K450m For New Britain Highway

The Government has approved K450 million for the completion of New Britain Highway (Kimbe-Kokopo Road), Prime Minister, James Marape has revealed.

The Government is also moving to open up the southern part of West New Britain with a K50 million infrastructural support over the next four years to 2025 by linking Kimbe to Kandrian-Gloucester district.

These investments are part of the massive Connect PNG, an infrastructure development programme by the Government to take focus of roads development out of Port Moresby and into the rural areas of Papua New Guinea.

Prime Minister Marape was providing an update on the New Britain Highway to the people of West New Britain when speaking in Kimbe during his two-day official visit to the province recently.

While there, the Prime Minister also released K3.4 million funding to the WNB provincial government for the upgrade of Kimbe town roads into a four-lane to ease heavy traffic burden.

PM Marape said: “The idea of Connect PNG is to gradually connect into parts of rural PNG still needing connectivity, and for the Island of New Britain, the highway becomes the main link for feeder roads into parts of the island such as Pomio in East New Britain and Kandrian-Gloucester in WNB.”

A K10 million funding for the Kimbe-Kandrian road has already been approved and the Prime Minister has urged the provincial government to get machinery in and begin work on the road.

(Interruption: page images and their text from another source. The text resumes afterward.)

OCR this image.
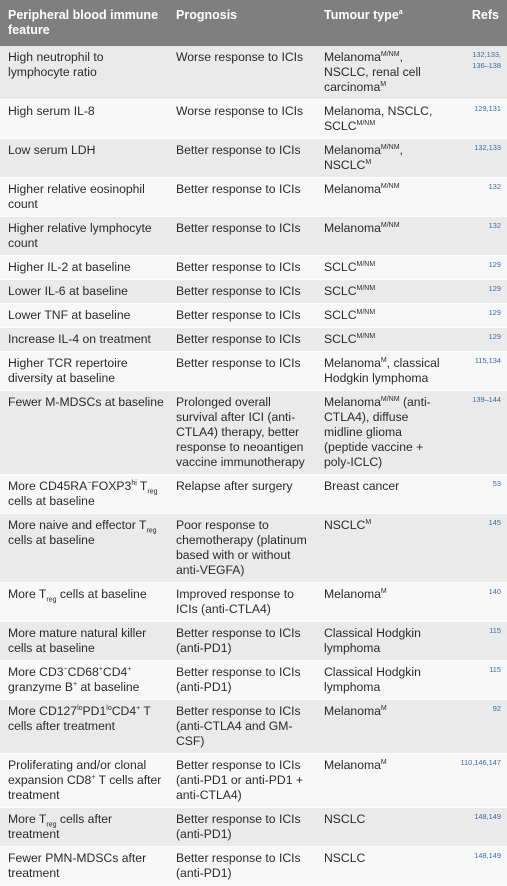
Peripheral blood immune feature	Prognosis	Tumour type$^a$	Refs
High neutrophil to lymphocyte ratio	Worse response to ICIs	Melanoma$^{M/NM}$, NSCLC, renal cell carcinoma$^M$	132,133, 136–138
High serum IL-8	Worse response to ICIs	Melanoma, NSCLC, $SCLC^{M/NM}$	129,131
Low serum LDH	Better response to ICIs	Melanoma$^{M/NM}$, $NSCLC^M$	132,133
Higher relative eosinophil count	Better response to ICIs	Melanoma$^{M/NM}$	132
Higher relative lymphocyte count	Better response to ICIs	Melanoma$^{M/NM}$	132
Higher IL-2 at baseline	Better response to ICIs	$SCLC^{M/NM}$	129
Lower IL-6 at baseline	Better response to ICIs	$SCLC^{M/NM}$	129
Lower TNF at baseline	Better response to ICIs	$SCLC^{M/NM}$	129
Increase IL-4 on treatment	Better response to ICIs	$SCLC^{M/NM}$	129
Higher TCR repertoire diversity at baseline	Better response to ICIs	Melanoma$^M$, classical Hodgkin lymphoma	115,134
Fewer M-MDSCs at baseline	Prolonged overall survival after ICI (anti-CTLA4) therapy, better response to neoantigen vaccine immunotherapy	Melanoma$^{M/NM}$ (anti-CTLA4), diffuse midline glioma (peptide vaccine + poly-ICLC)	139–144
More $CD45RA^-FOXP3^{hi}$ $T_{reg}$ cells at baseline	Relapse after surgery	Breast cancer	53
More naive and effector $T_{reg}$ cells at baseline	Poor response to chemotherapy (platinum based with or without anti-VEGFA)	$NSCLC^M$	145
More $T_{reg}$ cells at baseline	Improved response to ICIs (anti-CTLA4)	Melanoma$^M$	140
More mature natural killer cells at baseline	Better response to ICIs (anti-PD1)	Classical Hodgkin lymphoma	115
More CD3−CD68+CD4+ granzyme B+ at baseline	Better response to ICIs (anti-PD1)	Classical Hodgkin lymphoma	115
More $CD127^{lo}PD1^{lo}CD4^+$ T cells after treatment	Better response to ICIs (anti-CTLA4 and GM-CSF)	Melanoma$^M$	92
Proliferating and/or clonal expansion CD8+ T cells after treatment	Better response to ICIs (anti-PD1 or anti-PD1 + anti-CTLA4)	Melanoma$^M$	110,146,147
More $T_{reg}$ cells after treatment	Better response to ICIs (anti-PD1)	NSCLC	148,149
Fewer PMN-MDSCs after treatment	Better response to ICIs (anti-PD1)	NSCLC	148,149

“The Connect PNG Act will be passed in November and will lock in this allocation so for the next 20 years, this will happen.

“For the first time, we have a 20-year blueprint, every year we will put K1billion to open up not just New Britain but other parts of the country as well,” said the Prime Minister.

“We are not just talking and the money is going into this already. Every year there is K5million, K10million, K6million given to build roads in the rural areas of the country,” he said.

“Telefomin for example which has not seen a road since 1975, we now have a road going through the Hindenburg Wall as we speak. Karamui is seeing a road. Finschhafen will see Lae. Then there’s the Talasea ring-road,” said PM Marape.

He called on people in Gazelle opposing the construction of the New Britain Highway and those others throughout the country having similar sentiments on road connectivity to accept these roads as.
PM Marape said roads meant income generation and this was good for the improvement of livelihoods and the economy.

The Prime Minister thanked the Asian Development Bank for its part in constructing bridges for the highway, which is nearly complete except for maybe three or four.